PTs vs PTAs: What’s the Difference?

PTs vs PTAs: What's the Difference?
Stanbridge University Physical Therapist Assistant students practice techniques.

Are you thinking of becoming a physical therapist assistant (PTA)? According to the Bureau of Labor Statistics, it’s a career choice that can offer you stability, job satisfaction, and opportunities for growth.1 But what are the differences between being a physical therapist (PT) and a PTA?

Physical therapist assistants and physical therapists both work in the field of physical therapy, but there are some key differences between the two professions. In this blog post, we’ll explore the roles and responsibilities of both careers, so you can make an informed decision about which path is right for you and have a general idea of what to expect.

Physical Therapists vs. Physical Therapist Assistants: Responsibilities

PTs and PTAs work together to provide physical therapy services. Both roles are vital to the care of patients, but they have different responsibilities.

As stated by the Bureau of Labor Statistics, physical therapists are responsible for a wide range of patients, from those recovering from surgery to those dealing with chronic pain. They must be able to quickly assess each patient’s needs and develop an individualized plan of care. In addition to providing hands-on therapy, physical therapists also need to be able to effectively communicate with patients and their families. They must provide support and encouragement while also monitoring the progress of their patients.2

Physical therapist assistants work closely with physical therapists to carry out treatment plans that improve their patients’ quality of life. PTAs may provide hands-on therapy such as manual treatment and stretching, but they also perform administrative tasks such as scheduling appointments and documenting patient progress. Other responsibilities may include educating patients and families about their condition and communicating patient progress to physical therapists.2 Whether they’re working in a hospital, outpatient clinic, or long-term care facility, PTAs play an important role in helping patients reach their goals.

PTs vs. PTAs: Work Settings

PTs and PTAs work in a variety of settings, including hospitals, outpatient clinics, private practices, home health agencies, schools, nursing homes, and fitness centers.1 PTs and PTAs may also work in industrial or corporate settings, such as physical therapy departments within companies.

The type of setting where a PT or PTA works will often depend on their area of specialization or the population they work with. For example, PTs who specialize in geriatrics may work in a nursing home setting.

Education and Training

Physical therapists need to earn a Doctor of Physical Therapy (DPT) degree.
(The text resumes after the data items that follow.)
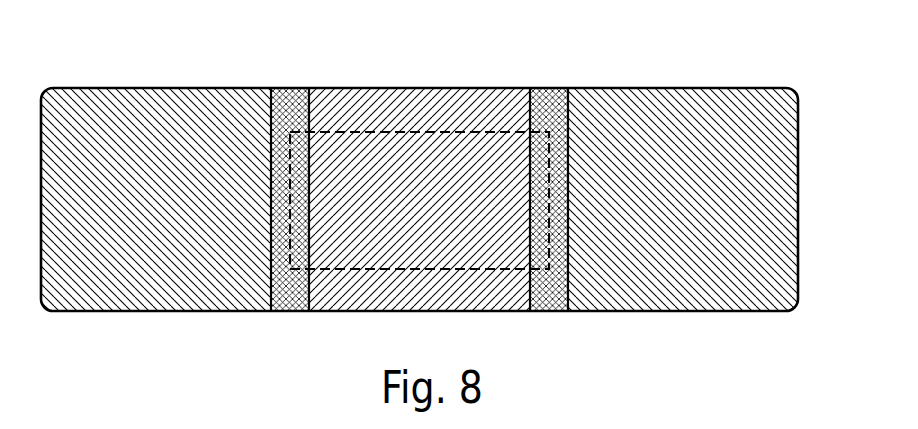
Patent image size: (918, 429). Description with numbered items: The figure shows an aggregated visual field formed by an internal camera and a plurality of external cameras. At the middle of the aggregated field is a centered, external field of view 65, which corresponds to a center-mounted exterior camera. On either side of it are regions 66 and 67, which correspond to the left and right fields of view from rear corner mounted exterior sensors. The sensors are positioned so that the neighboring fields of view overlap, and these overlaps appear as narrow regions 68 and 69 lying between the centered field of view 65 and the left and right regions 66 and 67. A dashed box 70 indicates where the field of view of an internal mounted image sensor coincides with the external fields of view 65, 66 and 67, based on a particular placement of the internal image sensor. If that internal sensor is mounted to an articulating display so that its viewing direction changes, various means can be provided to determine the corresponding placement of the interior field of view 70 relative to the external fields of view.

The centered external field of view 65 is at (400, 108).
The left field of view region 66 is at (148, 108).
The right field of view region 67 is at (680, 105).
The overlap region 68 is at (289, 102).
The overlap region 69 is at (553, 103).
The dashed box 70 is at (341, 270).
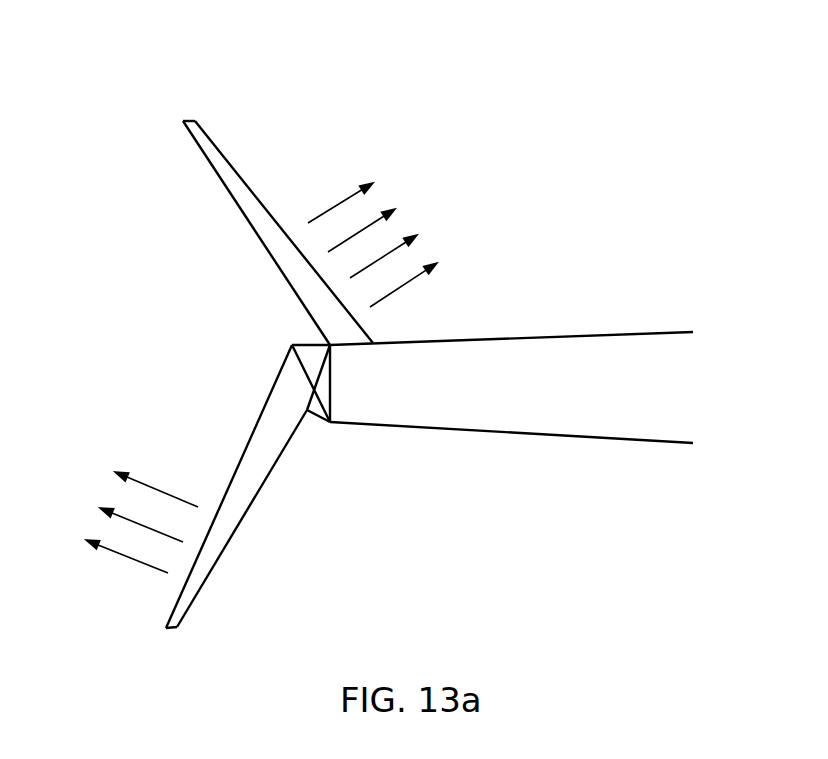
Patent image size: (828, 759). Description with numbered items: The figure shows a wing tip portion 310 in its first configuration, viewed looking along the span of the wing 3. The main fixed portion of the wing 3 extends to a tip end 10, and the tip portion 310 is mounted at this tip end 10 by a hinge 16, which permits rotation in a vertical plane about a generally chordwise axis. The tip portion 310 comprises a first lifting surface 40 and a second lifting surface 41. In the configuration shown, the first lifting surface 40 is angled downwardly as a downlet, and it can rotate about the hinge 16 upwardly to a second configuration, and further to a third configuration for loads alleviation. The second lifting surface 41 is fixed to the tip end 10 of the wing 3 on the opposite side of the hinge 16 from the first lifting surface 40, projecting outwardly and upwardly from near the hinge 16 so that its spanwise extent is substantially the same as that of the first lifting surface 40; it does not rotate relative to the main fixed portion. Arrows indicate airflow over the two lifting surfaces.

The wing 3 is at (538, 358).
The tip end 10 is at (370, 412).
The hinge 16 is at (289, 326).
The first lifting surface 40 is at (280, 427).
The second lifting surface 41 is at (235, 182).
The tip portion 310 is at (277, 524).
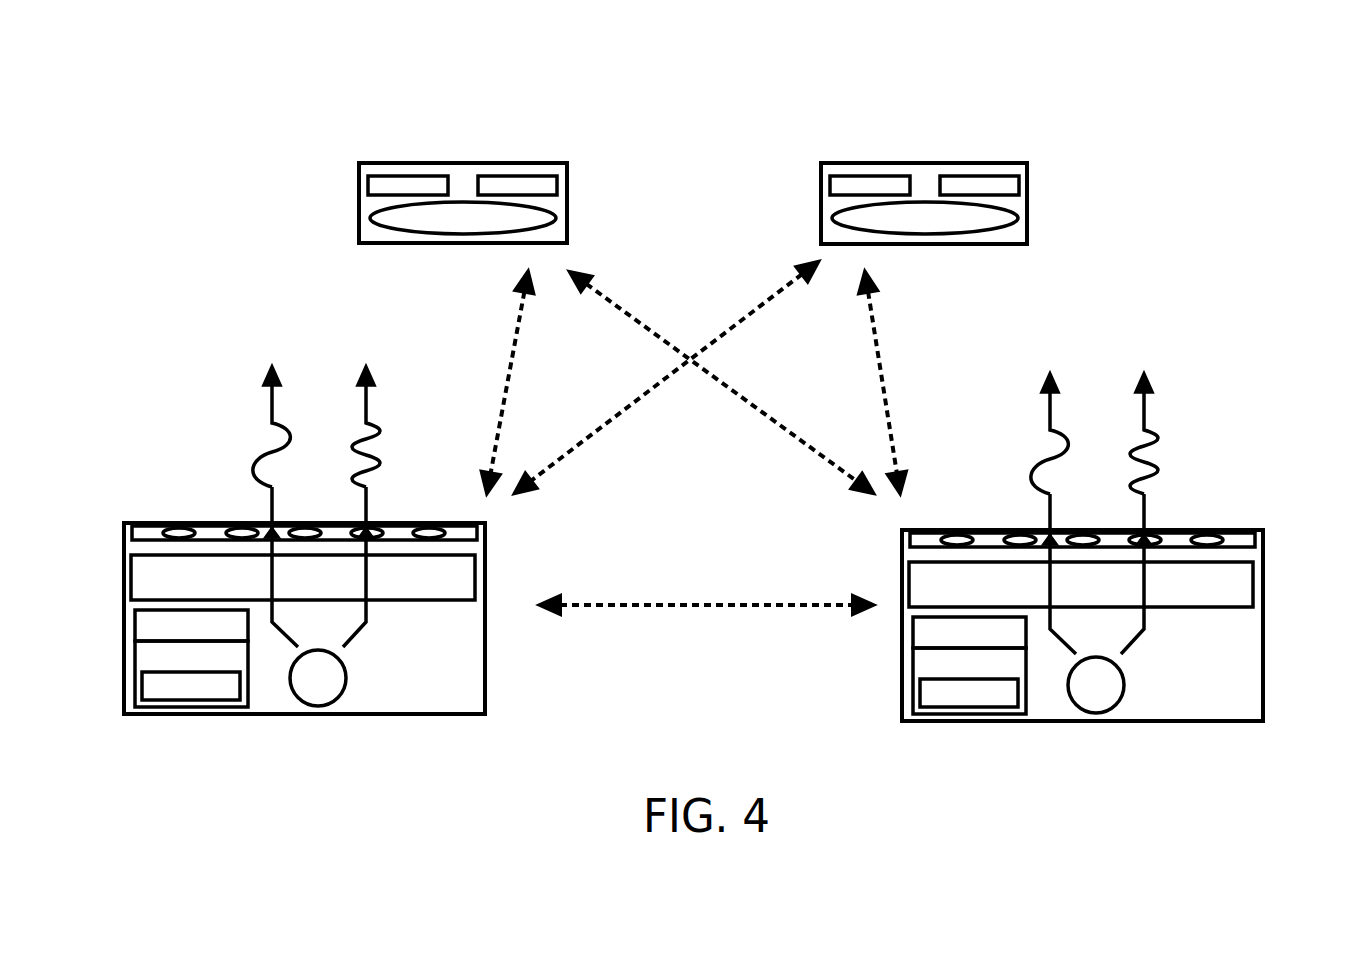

If you’re interested in working as a physical therapist assistant, you’ll need to complete an accredited associate degree program. These programs usually last two years and feature coursework in anatomy, therapeutic exercise, and kinesiology, as well as hands-on training during supervised clinical work.1

Job Outlook

According to the Employment Development Department of the State of California, statewide employment for physical therapists is expected to grow 22.4% from 2018 to 2028.3 For physical therapist assistants, statewide employment is expected to grow 28.8% in the same time frame.4

Benefits of a PTA Career

A PTA degree can be earned in two years, which may help you enter the healthcare workforce more quickly, as opposed to pursuing a bachelor’s and doctorate program.

Despite having “assistant” in the title, physical therapist assistants still have autonomous duties. They participate in the direct care of patients, treating them with manual and therapeutic techniques and reporting results to the physical therapist.1

Physical therapists and physical therapist assistants both play important roles in helping people regain mobility and live active, independent lives. With the aging of the Baby Boomer generation and the increased prevalence of obesity and chronic diseases such as diabetes, the demand for physical therapy services is expected to continue to grow in the coming years.1

Physical Therapist Assistant Program at Stanbridge University

Thinking of stepping up to help meet that demand? Learn more about Stanbridge University’s Physical Therapist Assistant program.

1Source: Bureau of Labor Statistics, U.S. Department of Labor, Occupational Outlook Handbook, Physical Therapist Assistants and Aides, As viewed on November 10, 2022.

2Source: Bureau of Labor Statistics, U.S. Department of Labor, Occupational Outlook Handbook, Physical Therapists, As viewed on November 10, 2022.

3Source: Employment Development Department, State of California, Occupation Profile, Physical Therapists, As viewed on November 10, 2022.

4Source: Employment Development Department, State of California, Occupation Profile, Physical Therapist Assistants, As viewed on November 10, 2022.